Der oben genannte Gesetzentwurf schafft die notwendige Grundlage für den Erhalt der HOAI als Rechtsverordnung. Deren zeitnahe Anpassung ist nach dem Urteil des Europäischen Gerichtshofs (EuGH) vom 4.7.2019 notwendig geworden.
Begründet hat der EuGH die Europarechtswidrigkeit der verbindlichen Mindestsätze ausschließlich mit der Erwägung, dass in Deutschland Planungsleistungen auch von Dienstleistern erbracht werden dürfen, die nicht ihre fachliche Eignung nachweisen müssen (Rn. 92). Auch für die Vornahme der Leistungen, die diesen Mindestsätzen unterliegen, müssten aus Sicht des Gerichthofs „Mindestgarantien gelten, die die Qualität dieser Leistungen gewährleisten können“ (Rn. 92). Hierin liege eine sogenannte Inkohärenz.
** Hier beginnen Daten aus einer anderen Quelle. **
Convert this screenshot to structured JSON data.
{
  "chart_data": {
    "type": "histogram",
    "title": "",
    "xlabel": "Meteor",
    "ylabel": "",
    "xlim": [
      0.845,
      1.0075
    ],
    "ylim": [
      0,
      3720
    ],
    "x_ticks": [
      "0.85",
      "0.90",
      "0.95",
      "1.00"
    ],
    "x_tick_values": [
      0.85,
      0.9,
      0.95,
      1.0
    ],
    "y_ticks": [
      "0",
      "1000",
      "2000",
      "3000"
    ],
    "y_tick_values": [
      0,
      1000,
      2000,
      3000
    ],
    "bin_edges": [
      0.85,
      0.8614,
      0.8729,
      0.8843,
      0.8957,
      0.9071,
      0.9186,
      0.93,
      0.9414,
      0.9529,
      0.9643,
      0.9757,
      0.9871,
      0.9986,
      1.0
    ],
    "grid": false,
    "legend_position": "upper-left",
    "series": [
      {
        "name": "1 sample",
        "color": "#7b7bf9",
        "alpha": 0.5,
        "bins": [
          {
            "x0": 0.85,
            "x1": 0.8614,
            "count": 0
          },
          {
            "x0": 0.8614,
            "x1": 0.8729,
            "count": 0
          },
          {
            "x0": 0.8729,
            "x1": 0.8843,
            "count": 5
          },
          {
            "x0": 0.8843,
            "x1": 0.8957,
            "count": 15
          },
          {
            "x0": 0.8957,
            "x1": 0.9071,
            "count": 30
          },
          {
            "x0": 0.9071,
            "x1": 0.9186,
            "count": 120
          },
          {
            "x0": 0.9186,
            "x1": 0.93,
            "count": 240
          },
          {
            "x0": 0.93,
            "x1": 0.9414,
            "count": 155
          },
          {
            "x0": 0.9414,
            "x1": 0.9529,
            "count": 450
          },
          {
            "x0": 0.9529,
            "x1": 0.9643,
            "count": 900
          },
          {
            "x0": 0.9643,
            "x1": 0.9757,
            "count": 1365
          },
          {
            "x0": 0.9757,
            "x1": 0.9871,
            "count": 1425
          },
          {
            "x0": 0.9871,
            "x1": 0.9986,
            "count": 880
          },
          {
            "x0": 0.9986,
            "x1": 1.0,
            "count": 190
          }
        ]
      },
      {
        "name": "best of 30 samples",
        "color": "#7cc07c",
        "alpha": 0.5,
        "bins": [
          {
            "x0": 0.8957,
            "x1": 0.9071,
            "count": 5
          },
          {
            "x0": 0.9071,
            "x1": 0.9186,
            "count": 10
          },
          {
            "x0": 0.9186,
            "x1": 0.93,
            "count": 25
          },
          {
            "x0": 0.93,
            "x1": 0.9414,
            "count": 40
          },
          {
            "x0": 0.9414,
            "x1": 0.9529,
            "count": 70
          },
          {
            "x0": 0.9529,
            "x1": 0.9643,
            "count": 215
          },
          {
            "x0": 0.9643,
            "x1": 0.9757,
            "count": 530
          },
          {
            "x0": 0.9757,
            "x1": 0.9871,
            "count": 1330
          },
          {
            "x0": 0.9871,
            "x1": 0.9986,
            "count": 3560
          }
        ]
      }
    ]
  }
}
Dieser Aspekt sollte unabhängig von der jetzt anstehenden Änderung des ArchLG und der HOAI in der nächsten Legislaturperiode weiterverfolgt werden. Aber auch im Übrigen kann die Anpassung der HOAI an das EuGH-Urteil nur ein erster Schritt sein. Eine Aktualisierung der Leistungsbilder insbesondere im Hinblick auf zunehmend digitale Planungen (BIM) ist ebenso erforderlich wie eine Überprüfung der derzeitigen, seit 2013 unveränderten Tafelwerte. Beides bedarf umfangreicher Vorbereitungen und sollte daher ebenfalls für die nächste Legislaturperiode vorgesehen werden.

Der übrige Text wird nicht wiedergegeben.